Slammerkin - Emma Donoghue [70]
'The harvest?'
'The plough must go round all the houses for a blessing before the spring sowing starts, you see, or the grain won't thrive.'
Mary couldn't help letting out a little giggle. 'You don't really believe that, do you?'
'Well,' said Mrs. Jones, stiffly.
Mary knew she'd gone too far; she was going to lose her place on her first day. Her stomach sank.
'I couldn't say, for sure, if it does much good.' The mistress fiddled with the string of her apron like a child, then her small eyes brightened again. 'But it does no harm, surely!'
'Surely not,' echoed Mary. She went back to the parlour where she'd been scrubbing rugs with damp tea-leaves. There was no reasoning with country folk. They would hold to their charms and customs till the Last Trumpet. Now she thought of it, Susan Digot always used to throw salt over her shoulder, even when they couldn't afford to buy more. And once, Mary remembered, when she'd dropped a tiny mirror and cracked it, her mother had knelt down on the floor and wept for the seven more years' bad luck.

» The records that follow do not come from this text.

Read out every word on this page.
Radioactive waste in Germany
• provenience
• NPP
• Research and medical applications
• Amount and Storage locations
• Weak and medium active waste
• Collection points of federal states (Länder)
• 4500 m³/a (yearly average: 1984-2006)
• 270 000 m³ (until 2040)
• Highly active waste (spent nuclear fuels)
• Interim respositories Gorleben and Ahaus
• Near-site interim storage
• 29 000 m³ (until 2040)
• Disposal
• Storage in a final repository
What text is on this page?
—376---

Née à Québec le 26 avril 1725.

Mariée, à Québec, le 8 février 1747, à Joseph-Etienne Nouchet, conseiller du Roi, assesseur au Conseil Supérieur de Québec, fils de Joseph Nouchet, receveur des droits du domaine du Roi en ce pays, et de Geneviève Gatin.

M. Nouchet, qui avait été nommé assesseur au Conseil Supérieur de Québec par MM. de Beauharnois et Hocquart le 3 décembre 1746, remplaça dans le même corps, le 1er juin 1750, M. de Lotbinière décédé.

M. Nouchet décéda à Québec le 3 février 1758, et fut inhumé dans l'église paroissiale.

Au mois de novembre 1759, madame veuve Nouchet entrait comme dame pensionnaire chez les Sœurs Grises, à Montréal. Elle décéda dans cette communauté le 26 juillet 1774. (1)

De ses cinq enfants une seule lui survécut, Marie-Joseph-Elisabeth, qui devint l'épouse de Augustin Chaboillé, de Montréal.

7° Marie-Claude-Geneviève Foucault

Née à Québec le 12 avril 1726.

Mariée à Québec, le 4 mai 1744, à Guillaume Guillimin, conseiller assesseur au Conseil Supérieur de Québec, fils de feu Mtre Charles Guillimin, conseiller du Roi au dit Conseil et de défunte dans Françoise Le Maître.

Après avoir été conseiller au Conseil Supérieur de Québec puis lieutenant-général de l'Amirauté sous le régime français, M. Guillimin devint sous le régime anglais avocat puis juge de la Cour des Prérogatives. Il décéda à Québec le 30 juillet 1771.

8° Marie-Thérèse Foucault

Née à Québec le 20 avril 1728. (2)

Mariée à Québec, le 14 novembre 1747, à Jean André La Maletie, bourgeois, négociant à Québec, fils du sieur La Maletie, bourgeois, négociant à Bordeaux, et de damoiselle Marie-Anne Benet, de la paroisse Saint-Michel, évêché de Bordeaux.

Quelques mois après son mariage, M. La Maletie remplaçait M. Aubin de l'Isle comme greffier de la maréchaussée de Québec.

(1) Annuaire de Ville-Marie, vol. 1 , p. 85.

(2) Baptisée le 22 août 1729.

The world was changing, Mary was confident of that much; already it was not the same one as her mother had grown up in. But in a backwater like Monmouth they'd clearly never heard about the changes, and wouldn't believe in them even if they had.
Her breath rose as she scraped up the dirty tea-leaves; her ribs protested against her tight-laced stays. Mrs. Ash was right about one thing: hoops were a hindrance when you were down on your knees. But since when did a young woman dress just for comfort, like any dog or cat?
She shook a stray lock of hair out of her eyes, and saw Abi in the doorway, standing like a pillar. She hadn't heard her come in; the maid-of-all-work moved from room to room like a ghost. Perhaps she was only newly arrived from the plantations? She seemed a mute lump of a creature.
'Mistress send me for help you,' said Abi at last. She had a heavy accent but at least she spoke English. Her voice was not a girl's, Mary realised; she had to be thirty at least.
'Very good,' said Mary with a civil smile. It was best to take charge from the start, she decided all at once. This woman was twice her age, and might prove difficult. Mary saw herself as a higher sort of maid—an apprentice dressmaker, really—and even if some of her duties overlapped with those of the maid-of-all-work, there was to be no confusing them. So she pointed to the biggest rug, a brown square heavy with dust.
There was a pause. Abi's lip curled a little, and then she knelt down at the edge of the rug.
The two laboured away on their hands and knees in silence, but sometimes when Mary turned her head to ease her stiff neck, Abi was watching her with those huge white eyes. Her stays were leather; Mary could glimpse them through a hole under her arm. The maid's skirt hung so flat, she mustn't have so much as a petticoat under it, the poor wretch. Her left hand had a pink gash in the middle of the brown, Mary noticed—right through from front to back. 'What happened to your hand?' she asked.
No answer.
Mary tossed her head. She wasn't so desperate for conversation with this sulky creature anyway.
Back in the scullery, Abi immersed her hands in the basin of kettle water and let out a slow gasp. The relief of the heat filled her like a pain, from the knuckles up. She'd been more than eight years in this country, but she would never get used to the cold till the day she died. Already this month the mistress had started talking about the whiff of thaw in the air, but Abi couldn't smell it. All her nostrils caught was snow and dirt outside, fire and bodies in the house. At each daybreak, Abi was too immersed in work to notice what the air smelt like, and before she got around to looking out a window, it seemed, the afternoon's portion of light was used up and it was night again. As far as she could tell, this country was locked in perpetual winter. Even in the season they called summer, the sun was thin and watery; it never soaked into her skin.